On Wednesday, 7 May 2014 at 20:09:22 UTC, H. S. Teoh via
Digitalmars-d-learn wrote:
On Wed, May 07, 2014 at 06:31:15PM +0000, Rene Zwanenburg via
Digitalmars-d-learn wrote:
On Wednesday, 7 May 2014 at 15:41:19 UTC, Nick Sabalausky
wrote:
>On 5/6/2014 6:46 PM, Rene Zwanenburg wrote:
[...]
>>struct S
>>{
>> @safe:
>> string str;
>>
>> this(string data)
>> {
>> import std.digest.md;
>> str = md5Of(data).toHexString(); // Oops...
>> }
>>}
>
>That must be a terribly subtle one, I'm not seeing the
>problem at
>all.
>
>I get that md5Of returns a static array, and then a slice of
>it gets
>passed to toHexString, but AIUI toHexString finishes (and
>returns a
>newly allocated string) before the temporary static array
>leaves
>scope.
toHexString has an overload that takes a static array and can
therefore return a static array (the length is known to be
twice the
input length). In essence it's the same bug as directly
storing the
result of md5Of, but this was the exact line that was causing
me
grief. Indeed, it looks innocent enough..

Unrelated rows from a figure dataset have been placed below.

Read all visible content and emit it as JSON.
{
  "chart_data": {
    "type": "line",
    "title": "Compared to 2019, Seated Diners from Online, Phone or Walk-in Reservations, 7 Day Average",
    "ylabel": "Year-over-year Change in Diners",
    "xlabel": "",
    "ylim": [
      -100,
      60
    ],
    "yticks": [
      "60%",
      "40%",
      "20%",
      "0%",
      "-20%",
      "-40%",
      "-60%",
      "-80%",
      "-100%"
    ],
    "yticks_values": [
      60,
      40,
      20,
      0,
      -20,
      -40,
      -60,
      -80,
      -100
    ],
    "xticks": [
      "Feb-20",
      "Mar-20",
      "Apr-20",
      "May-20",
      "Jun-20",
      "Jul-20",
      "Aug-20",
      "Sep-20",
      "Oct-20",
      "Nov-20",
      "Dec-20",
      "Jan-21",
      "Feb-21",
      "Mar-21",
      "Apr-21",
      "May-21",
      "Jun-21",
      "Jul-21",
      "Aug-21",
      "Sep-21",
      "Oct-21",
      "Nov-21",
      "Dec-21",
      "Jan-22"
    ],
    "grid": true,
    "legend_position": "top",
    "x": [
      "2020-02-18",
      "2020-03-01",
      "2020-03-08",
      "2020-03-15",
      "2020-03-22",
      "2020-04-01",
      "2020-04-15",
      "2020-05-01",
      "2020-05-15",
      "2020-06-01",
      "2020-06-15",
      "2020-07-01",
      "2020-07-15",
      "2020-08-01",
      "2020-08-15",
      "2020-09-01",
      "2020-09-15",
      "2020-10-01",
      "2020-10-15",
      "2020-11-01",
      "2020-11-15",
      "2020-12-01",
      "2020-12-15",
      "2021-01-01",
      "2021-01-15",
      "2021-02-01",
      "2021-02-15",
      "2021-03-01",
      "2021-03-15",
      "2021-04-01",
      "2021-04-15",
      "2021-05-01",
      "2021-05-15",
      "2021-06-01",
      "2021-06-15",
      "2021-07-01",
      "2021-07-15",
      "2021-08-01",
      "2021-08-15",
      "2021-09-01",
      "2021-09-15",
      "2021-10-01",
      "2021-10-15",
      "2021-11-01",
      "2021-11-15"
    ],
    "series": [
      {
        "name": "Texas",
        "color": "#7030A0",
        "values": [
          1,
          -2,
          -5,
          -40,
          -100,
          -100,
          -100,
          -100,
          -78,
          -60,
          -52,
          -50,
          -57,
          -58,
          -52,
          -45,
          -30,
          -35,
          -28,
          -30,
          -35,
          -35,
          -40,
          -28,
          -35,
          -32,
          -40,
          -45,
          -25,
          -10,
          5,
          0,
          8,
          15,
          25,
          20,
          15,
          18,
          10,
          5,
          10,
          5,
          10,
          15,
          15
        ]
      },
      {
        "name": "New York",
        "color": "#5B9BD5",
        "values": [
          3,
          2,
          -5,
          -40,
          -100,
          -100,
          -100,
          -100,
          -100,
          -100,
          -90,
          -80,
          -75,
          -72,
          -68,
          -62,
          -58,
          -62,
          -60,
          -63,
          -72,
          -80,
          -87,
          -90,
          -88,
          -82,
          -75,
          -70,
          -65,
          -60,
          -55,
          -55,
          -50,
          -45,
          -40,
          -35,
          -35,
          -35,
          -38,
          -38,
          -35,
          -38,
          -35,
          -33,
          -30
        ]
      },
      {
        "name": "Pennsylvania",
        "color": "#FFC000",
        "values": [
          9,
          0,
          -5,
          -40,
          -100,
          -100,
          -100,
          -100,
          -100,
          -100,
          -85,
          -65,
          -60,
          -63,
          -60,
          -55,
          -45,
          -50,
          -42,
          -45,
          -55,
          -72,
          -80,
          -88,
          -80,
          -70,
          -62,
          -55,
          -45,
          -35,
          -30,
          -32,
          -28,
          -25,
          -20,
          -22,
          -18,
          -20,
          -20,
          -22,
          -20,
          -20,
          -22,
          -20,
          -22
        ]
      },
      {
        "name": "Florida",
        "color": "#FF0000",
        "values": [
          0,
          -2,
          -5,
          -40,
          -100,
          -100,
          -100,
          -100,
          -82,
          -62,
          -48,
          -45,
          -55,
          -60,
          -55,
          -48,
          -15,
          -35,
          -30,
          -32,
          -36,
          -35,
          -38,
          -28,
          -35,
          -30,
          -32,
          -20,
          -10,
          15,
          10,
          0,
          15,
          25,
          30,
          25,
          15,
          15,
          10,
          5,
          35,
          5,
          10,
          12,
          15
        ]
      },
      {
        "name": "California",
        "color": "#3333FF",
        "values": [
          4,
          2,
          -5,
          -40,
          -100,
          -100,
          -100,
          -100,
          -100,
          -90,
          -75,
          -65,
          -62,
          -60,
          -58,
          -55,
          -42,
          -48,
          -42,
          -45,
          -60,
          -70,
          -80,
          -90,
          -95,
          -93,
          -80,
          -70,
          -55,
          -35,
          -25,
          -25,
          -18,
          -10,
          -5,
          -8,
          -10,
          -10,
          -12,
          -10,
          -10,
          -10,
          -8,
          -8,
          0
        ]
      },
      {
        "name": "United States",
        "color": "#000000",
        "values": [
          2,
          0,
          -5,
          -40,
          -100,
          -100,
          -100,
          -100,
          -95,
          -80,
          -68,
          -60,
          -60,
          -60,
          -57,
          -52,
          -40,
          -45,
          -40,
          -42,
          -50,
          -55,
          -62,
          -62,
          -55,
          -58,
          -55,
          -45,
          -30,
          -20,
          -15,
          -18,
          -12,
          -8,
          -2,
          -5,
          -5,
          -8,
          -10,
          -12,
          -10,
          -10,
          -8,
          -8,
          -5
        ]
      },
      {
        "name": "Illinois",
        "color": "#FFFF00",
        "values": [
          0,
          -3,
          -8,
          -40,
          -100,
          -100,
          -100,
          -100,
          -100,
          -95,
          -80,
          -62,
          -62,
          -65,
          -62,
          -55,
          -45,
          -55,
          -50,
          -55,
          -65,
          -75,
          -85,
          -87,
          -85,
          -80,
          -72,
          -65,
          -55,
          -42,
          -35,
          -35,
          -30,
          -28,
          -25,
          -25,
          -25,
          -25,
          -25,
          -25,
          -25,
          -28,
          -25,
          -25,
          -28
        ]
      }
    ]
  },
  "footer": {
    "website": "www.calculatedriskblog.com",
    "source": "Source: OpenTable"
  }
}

So, toHexString returns a static array, which can be implicitly
assigned to a member slice. In @safe code. I was horrified ;).
Imo
it's one of the most serious violations of D's safe by default
principle.
Ouch!! Wow, that's really nasty. :-( It totally went by me,
even though
I've been bitten before by the variadic ctor bug.
T
FYI, I think this is one of the biggest implicit static
array=>dynamic array bug you can do.
What's more, slicing of an rvalue static arrays is wrong 100% of
the time. It's taking the address of a temporary. And the
compiler should be able to catch it easy-peasy.
I filed this one:
https://issues.dlang.org/show_bug.cgi?id=12625
implicit slicing of RValue static array should be illegal
While I do (kinda) agree we can't deprecate static array to
dynamic array implicit conversion, THIS is one case we should
ban. It's *never* correct. Always a bug.